Commodity Index

Written By:
Paul Tracy
Updated August 5, 2020

What is the Commodity Index?

A commodity index is an index of the prices of items such as wheat, corn, soybeans, coffee, sugar, cocoa, hogs, cotton, cattle, oil, natural gas, aluminum, copper, lead, nickel, zinc, gold and silver.

How Does the Commodity Index Work?

The Goldman Sachs Commodity Index (GSCI) is one of the most popular commodities indexes. Owned by Standard & Poor’s, the GSCI is weighted according to the global production levels of a variety of commodities. All of the commodities in the index are physical commodities; no financial commodities are allowed. (There are commodity indexes exclusively for financial commodities.)

The index was is normalized to a value of 100 on January 2, 1970, in order to permit comparisons of commodities prices over time. To ensure continuity, sometimes the index adjusts via a "normalizing constant" when the weights of the underlying commodities change. The value of the GSCI on each business day is therefore equal to the total dollar weight of the GSCI divided by the normalizing constant.

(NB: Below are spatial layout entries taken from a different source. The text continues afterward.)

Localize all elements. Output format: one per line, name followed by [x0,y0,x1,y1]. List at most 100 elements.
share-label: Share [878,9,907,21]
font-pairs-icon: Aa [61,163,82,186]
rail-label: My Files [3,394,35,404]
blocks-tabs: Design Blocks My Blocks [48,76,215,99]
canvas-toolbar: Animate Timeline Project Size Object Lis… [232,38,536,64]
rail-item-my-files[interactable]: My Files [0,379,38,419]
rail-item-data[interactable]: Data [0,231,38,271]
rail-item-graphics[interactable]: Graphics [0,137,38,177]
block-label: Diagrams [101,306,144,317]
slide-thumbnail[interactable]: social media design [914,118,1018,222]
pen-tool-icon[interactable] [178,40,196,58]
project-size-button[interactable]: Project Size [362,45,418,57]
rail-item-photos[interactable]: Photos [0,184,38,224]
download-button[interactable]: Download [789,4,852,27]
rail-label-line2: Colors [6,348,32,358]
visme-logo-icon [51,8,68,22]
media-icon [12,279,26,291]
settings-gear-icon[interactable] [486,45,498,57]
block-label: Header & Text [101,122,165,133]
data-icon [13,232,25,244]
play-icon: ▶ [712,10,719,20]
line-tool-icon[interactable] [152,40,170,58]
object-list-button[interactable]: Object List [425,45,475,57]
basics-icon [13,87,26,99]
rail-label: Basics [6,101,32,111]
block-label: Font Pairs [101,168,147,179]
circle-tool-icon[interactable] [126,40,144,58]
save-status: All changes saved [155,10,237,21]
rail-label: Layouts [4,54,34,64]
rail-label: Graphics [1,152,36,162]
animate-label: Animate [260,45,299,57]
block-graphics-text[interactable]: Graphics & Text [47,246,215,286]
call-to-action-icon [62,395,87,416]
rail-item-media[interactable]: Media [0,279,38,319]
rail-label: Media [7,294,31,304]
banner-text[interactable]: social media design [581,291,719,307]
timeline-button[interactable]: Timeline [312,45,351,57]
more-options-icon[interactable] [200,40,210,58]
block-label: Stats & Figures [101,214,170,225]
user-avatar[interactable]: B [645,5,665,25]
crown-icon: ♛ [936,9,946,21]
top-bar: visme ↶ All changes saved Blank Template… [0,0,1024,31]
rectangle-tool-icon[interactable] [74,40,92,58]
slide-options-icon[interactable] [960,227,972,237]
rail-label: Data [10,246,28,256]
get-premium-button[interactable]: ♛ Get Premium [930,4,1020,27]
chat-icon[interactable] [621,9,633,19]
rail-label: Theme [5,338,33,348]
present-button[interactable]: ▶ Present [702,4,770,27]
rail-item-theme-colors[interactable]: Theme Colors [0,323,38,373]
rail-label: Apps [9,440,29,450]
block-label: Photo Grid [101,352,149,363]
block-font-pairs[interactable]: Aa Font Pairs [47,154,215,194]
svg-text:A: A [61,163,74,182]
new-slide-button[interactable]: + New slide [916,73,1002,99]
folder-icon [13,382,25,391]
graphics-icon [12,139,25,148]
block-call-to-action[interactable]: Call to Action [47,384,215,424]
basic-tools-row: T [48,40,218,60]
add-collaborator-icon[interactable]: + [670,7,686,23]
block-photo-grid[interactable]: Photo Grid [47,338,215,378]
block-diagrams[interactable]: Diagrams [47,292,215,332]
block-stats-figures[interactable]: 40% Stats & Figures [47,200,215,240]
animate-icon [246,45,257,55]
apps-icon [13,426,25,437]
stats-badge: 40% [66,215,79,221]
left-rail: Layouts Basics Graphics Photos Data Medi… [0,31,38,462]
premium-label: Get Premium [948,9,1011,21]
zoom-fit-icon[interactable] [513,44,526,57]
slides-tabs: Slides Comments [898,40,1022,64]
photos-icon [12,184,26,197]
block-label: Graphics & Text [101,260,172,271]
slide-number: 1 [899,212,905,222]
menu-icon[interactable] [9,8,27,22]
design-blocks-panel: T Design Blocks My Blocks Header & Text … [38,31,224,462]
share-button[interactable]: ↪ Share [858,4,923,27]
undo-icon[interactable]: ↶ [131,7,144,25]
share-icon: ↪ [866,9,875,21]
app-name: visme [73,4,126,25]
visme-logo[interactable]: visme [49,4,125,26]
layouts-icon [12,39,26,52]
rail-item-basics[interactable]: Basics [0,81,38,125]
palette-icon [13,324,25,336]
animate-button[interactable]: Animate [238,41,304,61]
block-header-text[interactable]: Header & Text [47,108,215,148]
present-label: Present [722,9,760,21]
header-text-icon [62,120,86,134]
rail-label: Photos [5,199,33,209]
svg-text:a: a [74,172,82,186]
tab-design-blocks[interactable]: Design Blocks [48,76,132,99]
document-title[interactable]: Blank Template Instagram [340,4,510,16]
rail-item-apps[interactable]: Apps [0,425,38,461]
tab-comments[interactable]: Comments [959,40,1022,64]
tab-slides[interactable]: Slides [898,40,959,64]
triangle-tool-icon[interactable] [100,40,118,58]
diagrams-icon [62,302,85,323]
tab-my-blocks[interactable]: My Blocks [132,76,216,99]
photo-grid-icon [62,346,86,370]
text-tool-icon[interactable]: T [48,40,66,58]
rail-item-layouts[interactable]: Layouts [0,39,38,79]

Why Does the Commodity Index Matter?

Commodities are raw materials used by virtually everyone. The orange juice on your breakfast table, the gas in your car, the meat on your dinner plate and the cotton in your shirt all probably interacted with a commodities exchange at one point. Commodities-exchange prices set or at least influence the prices of many goods used by companies and individuals around the globe. Changes in commodity prices can affect entire segments of an economy, and these changes can in turn spur political action (in the form of subsidies, tax changes or other policy shifts) and social action (in the form of substitution, innovation or other supply-and-demand activity). A commodities index is one way to track the changes in the prices of these important items.